Les touristes préfèrent la qualité, et les touristes bas de gamme, n’ont pas assez d’argent.
Donc récession.
Le tourisme de masse, permet de faire gagner de l’argent à court terme, mais n’est pas une garantie.
En Suisse, pays très cher, le tourisme continue à venir, même si le prix est nettement supérieur.

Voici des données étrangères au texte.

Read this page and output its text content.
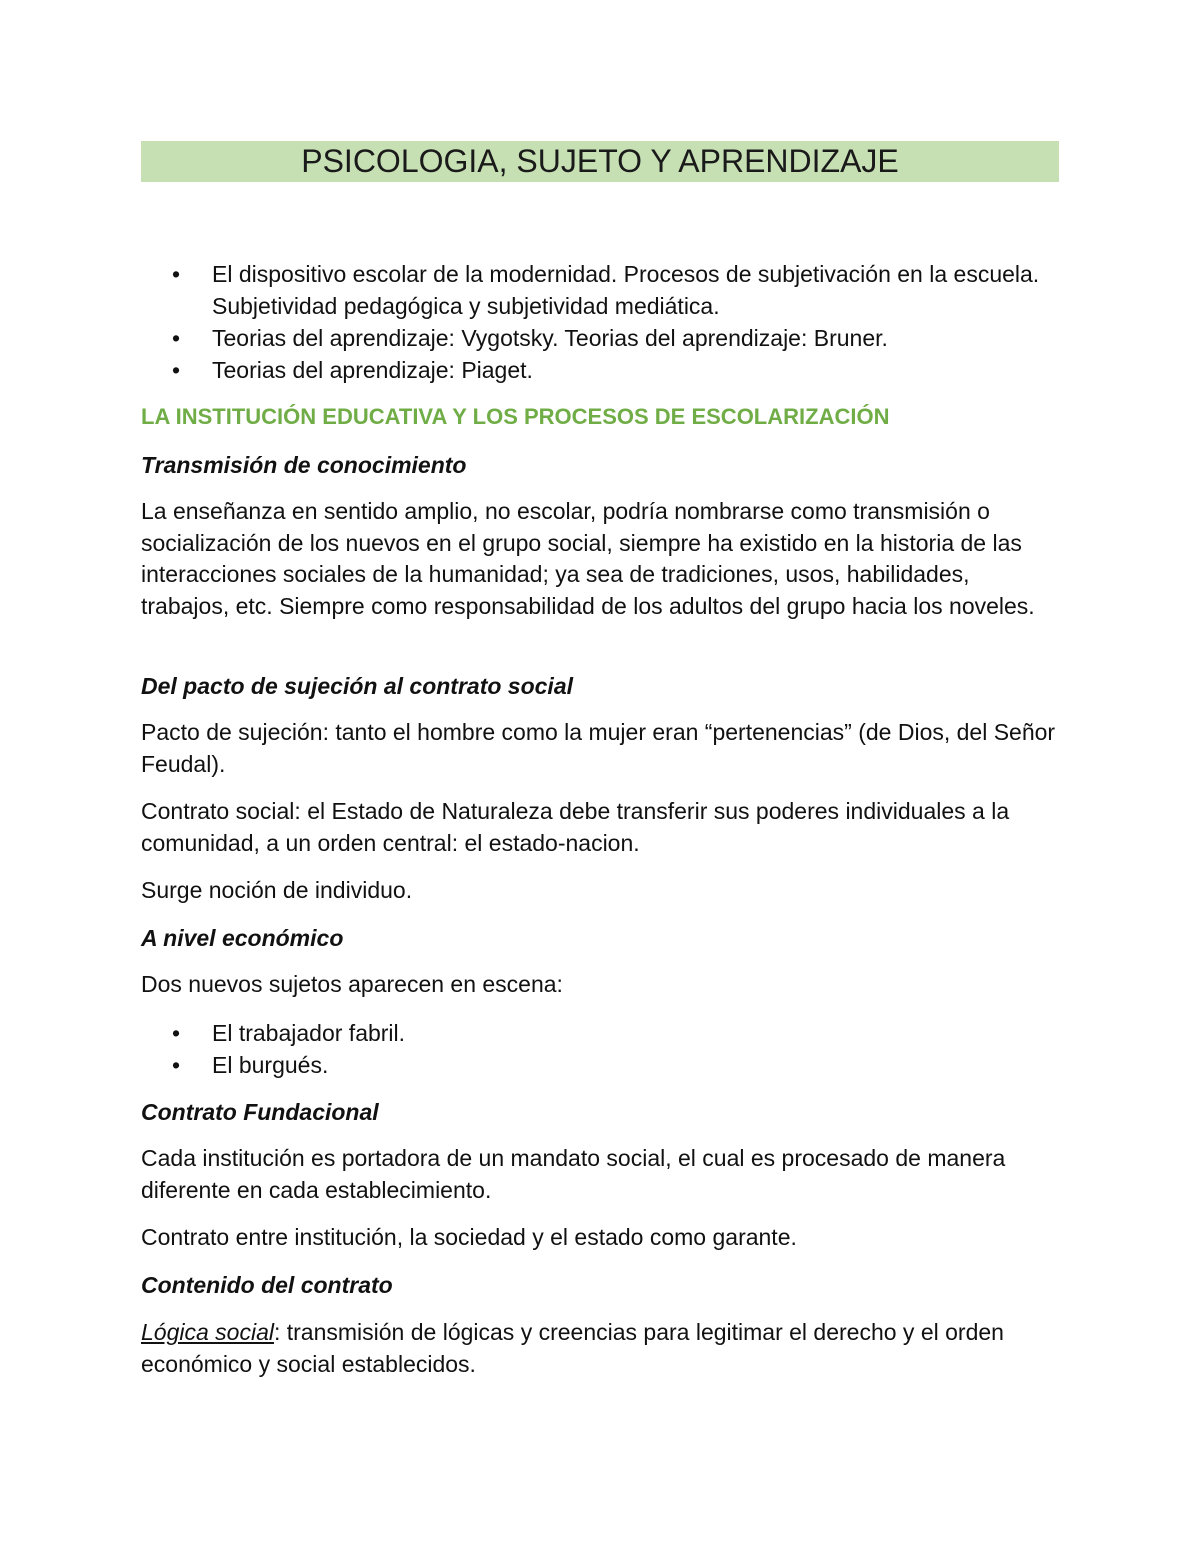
PSICOLOGIA, SUJETO Y APRENDIZAJE
• El dispositivo escolar de la modernidad. Procesos de subjetivación en la escuela. Subjetividad pedagógica y subjetividad mediática.
• Teorias del aprendizaje: Vygotsky. Teorias del aprendizaje: Bruner.
• Teorias del aprendizaje: Piaget.
LA INSTITUCIÓN EDUCATIVA Y LOS PROCESOS DE ESCOLARIZACIÓN
Transmisión de conocimiento
La enseñanza en sentido amplio, no escolar, podría nombrarse como transmisión o socialización de los nuevos en el grupo social, siempre ha existido en la historia de las interacciones sociales de la humanidad; ya sea de tradiciones, usos, habilidades, trabajos, etc. Siempre como responsabilidad de los adultos del grupo hacia los noveles.
Del pacto de sujeción al contrato social
Pacto de sujeción: tanto el hombre como la mujer eran “pertenencias” (de Dios, del Señor Feudal).
Contrato social: el Estado de Naturaleza debe transferir sus poderes individuales a la comunidad, a un orden central: el estado-nacion.
Surge noción de individuo.
A nivel económico
Dos nuevos sujetos aparecen en escena:
• El trabajador fabril.
• El burgués.
Contrato Fundacional
Cada institución es portadora de un mandato social, el cual es procesado de manera diferente en cada establecimiento.
Contrato entre institución, la sociedad y el estado como garante.
Contenido del contrato
Lógica social: transmisión de lógicas y creencias para legitimar el derecho y el orden económico y social establecidos.
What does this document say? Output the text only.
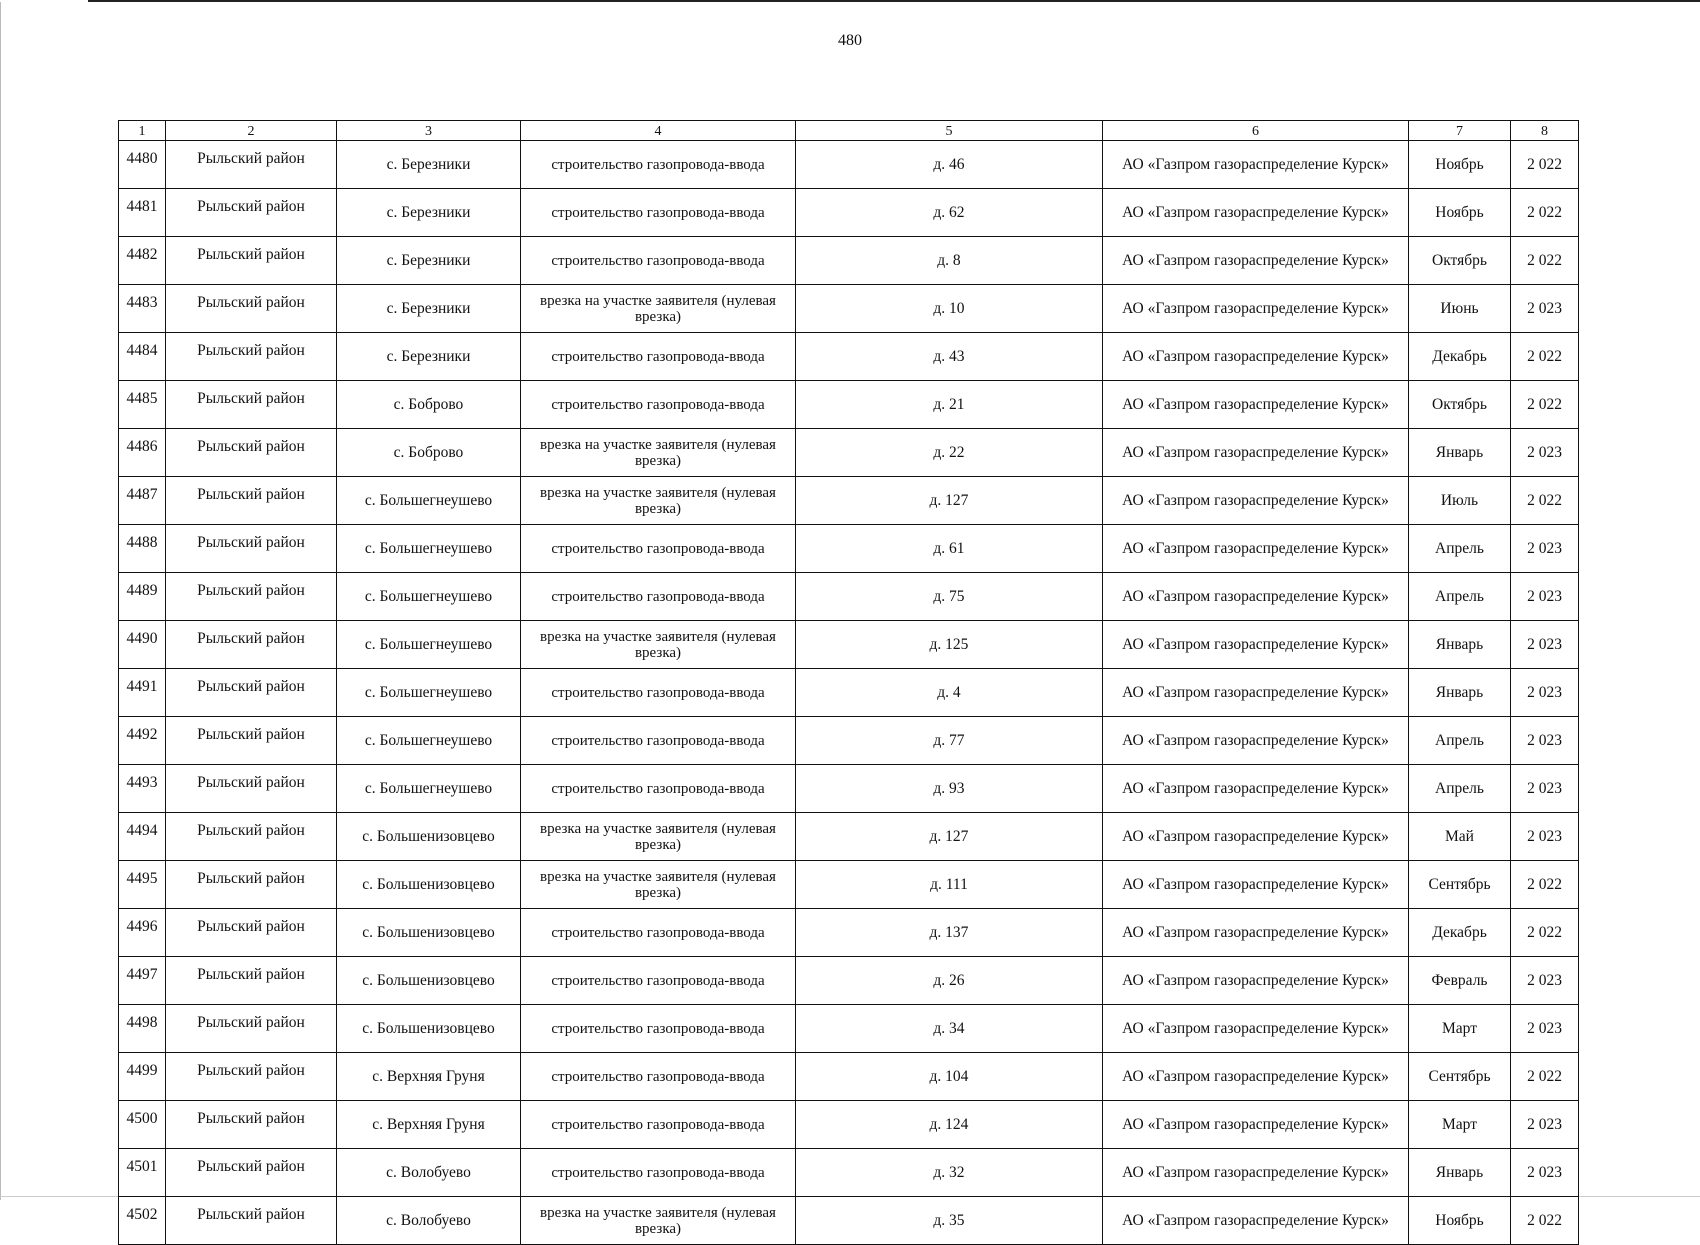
480
1	2	3	4	5	6	7	8
4480	Рыльский район	с. Березники	строительство газопровода-ввода	д. 46	АО «Газпром газораспределение Курск»	Ноябрь	2 022
4481	Рыльский район	с. Березники	строительство газопровода-ввода	д. 62	АО «Газпром газораспределение Курск»	Ноябрь	2 022
4482	Рыльский район	с. Березники	строительство газопровода-ввода	д. 8	АО «Газпром газораспределение Курск»	Октябрь	2 022
4483	Рыльский район	с. Березники	врезка на участке заявителя (нулевая врезка)	д. 10	АО «Газпром газораспределение Курск»	Июнь	2 023
4484	Рыльский район	с. Березники	строительство газопровода-ввода	д. 43	АО «Газпром газораспределение Курск»	Декабрь	2 022
4485	Рыльский район	с. Боброво	строительство газопровода-ввода	д. 21	АО «Газпром газораспределение Курск»	Октябрь	2 022
4486	Рыльский район	с. Боброво	врезка на участке заявителя (нулевая врезка)	д. 22	АО «Газпром газораспределение Курск»	Январь	2 023
4487	Рыльский район	с. Большегнеушево	врезка на участке заявителя (нулевая врезка)	д. 127	АО «Газпром газораспределение Курск»	Июль	2 022
4488	Рыльский район	с. Большегнеушево	строительство газопровода-ввода	д. 61	АО «Газпром газораспределение Курск»	Апрель	2 023
4489	Рыльский район	с. Большегнеушево	строительство газопровода-ввода	д. 75	АО «Газпром газораспределение Курск»	Апрель	2 023
4490	Рыльский район	с. Большегнеушево	врезка на участке заявителя (нулевая врезка)	д. 125	АО «Газпром газораспределение Курск»	Январь	2 023
4491	Рыльский район	с. Большегнеушево	строительство газопровода-ввода	д. 4	АО «Газпром газораспределение Курск»	Январь	2 023
4492	Рыльский район	с. Большегнеушево	строительство газопровода-ввода	д. 77	АО «Газпром газораспределение Курск»	Апрель	2 023
4493	Рыльский район	с. Большегнеушево	строительство газопровода-ввода	д. 93	АО «Газпром газораспределение Курск»	Апрель	2 023
4494	Рыльский район	с. Большенизовцево	врезка на участке заявителя (нулевая врезка)	д. 127	АО «Газпром газораспределение Курск»	Май	2 023
4495	Рыльский район	с. Большенизовцево	врезка на участке заявителя (нулевая врезка)	д. 111	АО «Газпром газораспределение Курск»	Сентябрь	2 022
4496	Рыльский район	с. Большенизовцево	строительство газопровода-ввода	д. 137	АО «Газпром газораспределение Курск»	Декабрь	2 022
4497	Рыльский район	с. Большенизовцево	строительство газопровода-ввода	д. 26	АО «Газпром газораспределение Курск»	Февраль	2 023
4498	Рыльский район	с. Большенизовцево	строительство газопровода-ввода	д. 34	АО «Газпром газораспределение Курск»	Март	2 023
4499	Рыльский район	с. Верхняя Груня	строительство газопровода-ввода	д. 104	АО «Газпром газораспределение Курск»	Сентябрь	2 022
4500	Рыльский район	с. Верхняя Груня	строительство газопровода-ввода	д. 124	АО «Газпром газораспределение Курск»	Март	2 023
4501	Рыльский район	с. Волобуево	строительство газопровода-ввода	д. 32	АО «Газпром газораспределение Курск»	Январь	2 023
4502	Рыльский район	с. Волобуево	врезка на участке заявителя (нулевая врезка)	д. 35	АО «Газпром газораспределение Курск»	Ноябрь	2 022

Qui sème le vent récolte la tempête.
De très sombres jours pour la Thaïlande.
Le conflit frontalier joue énormément, cela impacte le tourisme, l’image du pays face au monde (envahisseur), l’exode des Cambodgiens qui fuient le pays, donc manque de mains d’œuvres, baisse des exportations de produits et une bonne crise politique…
bref, tout va mal.
Je reviens de 2 jours à Pattaya.
Le problème de cette ville n’est pas le conflit, très éloigné.
La ville est devenue très sale et une odeur forte d’égouts persiste dans toutes les rues.
De plus, j’ai trouvé que les tarifs sont devenus fort chers et la qualité de service médiocre par rapport à d’autres destinations dans le pays.
Enfin, l’ambiance générale est de plus en plus morose avec une clientèle ayant dépassé très largement l’âge de la retraite, comme la plupart des infrastructures d’ailleurs…
Bref, le projet touristique est à refondre, car il date et ne semble plus vraiment adapté à la clientèle d’aujourd’hui.